Fluorescence imaging of glutathione with aptasensor and monitoring deoxynivalenol-induced oxidative stress in living cells

Glutathione (GSH) is an important intracellular antioxidant. It is closely related to the homeostasis of the intracellular redox state which can be changed through deoxynivalenol (DON) exposure. More importantly, GSH deficiency can directly lead to apoptosis and cellular metabolic disorders mediated by intracellular redox homeostasis. Therefore, real-time monitoring of dynamic changes of GSH levels in living cells is urgently needed for the evaluation of intracellular oxidative stress. Herein, for the first time, an aptamer-based recognition composite nanoprobe (Apt-AuNCs-MoS2) was successfully constructed. The nanoprobe was employed for real-time and in situ imaging of DON-induced intracellular GSH changes and evaluation of oxidative stress status.

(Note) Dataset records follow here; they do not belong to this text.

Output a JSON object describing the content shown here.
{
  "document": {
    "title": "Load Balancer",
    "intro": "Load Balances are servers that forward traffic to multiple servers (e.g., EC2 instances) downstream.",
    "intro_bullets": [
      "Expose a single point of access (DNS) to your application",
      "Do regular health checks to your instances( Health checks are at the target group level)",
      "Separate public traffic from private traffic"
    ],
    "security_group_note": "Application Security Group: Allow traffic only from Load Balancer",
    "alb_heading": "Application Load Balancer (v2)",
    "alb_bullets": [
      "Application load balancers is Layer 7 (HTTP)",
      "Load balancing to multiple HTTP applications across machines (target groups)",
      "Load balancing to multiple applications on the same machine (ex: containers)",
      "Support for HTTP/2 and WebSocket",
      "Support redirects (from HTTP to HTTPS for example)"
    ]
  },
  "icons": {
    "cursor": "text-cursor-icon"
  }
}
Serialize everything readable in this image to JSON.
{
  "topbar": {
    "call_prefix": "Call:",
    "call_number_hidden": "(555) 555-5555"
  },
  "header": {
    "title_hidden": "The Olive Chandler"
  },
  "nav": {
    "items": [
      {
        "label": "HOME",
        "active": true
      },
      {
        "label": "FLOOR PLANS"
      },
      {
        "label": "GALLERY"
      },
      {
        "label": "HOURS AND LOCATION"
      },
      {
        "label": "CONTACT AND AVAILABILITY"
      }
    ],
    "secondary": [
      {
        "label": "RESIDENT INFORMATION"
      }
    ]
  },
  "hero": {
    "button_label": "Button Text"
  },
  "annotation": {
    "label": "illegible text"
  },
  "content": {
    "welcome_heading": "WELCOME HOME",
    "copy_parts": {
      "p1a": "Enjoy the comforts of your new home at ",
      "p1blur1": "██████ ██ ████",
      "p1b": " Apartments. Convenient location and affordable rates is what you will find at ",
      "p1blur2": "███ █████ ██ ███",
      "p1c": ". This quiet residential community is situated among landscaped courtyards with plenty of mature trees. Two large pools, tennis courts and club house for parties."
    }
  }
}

The results indicated that the aptasensor revealed excellent specificity and high sensitivity to GSH in the solution system, and the limit of detection was as low as 35 nM. The results about DON-mediated oxidative stress indicated that the oxidative stress in living cells tends to be saturated with more than 20 ppm DON concentration. Thus, the strategy provides a novel aptasensor for the determination of GSH, offers a promising platform for fluorescence imaging of intracellular GSH in living cells, and further enriches in situ analysis of the in vitro toxicology.

Automated summary

In this study, an aptamer-based nanoprobe was developed for real-time monitoring of intracellular glutathione (GSH) levels and evaluation of oxidative stress status. The results showed that the nanoprobe had high sensitivity and specificity for GSH, and the limit of detection was low. The study also revealed the saturation point of oxidative stress in living cells induced by deoxynivalenol (DON) concentration.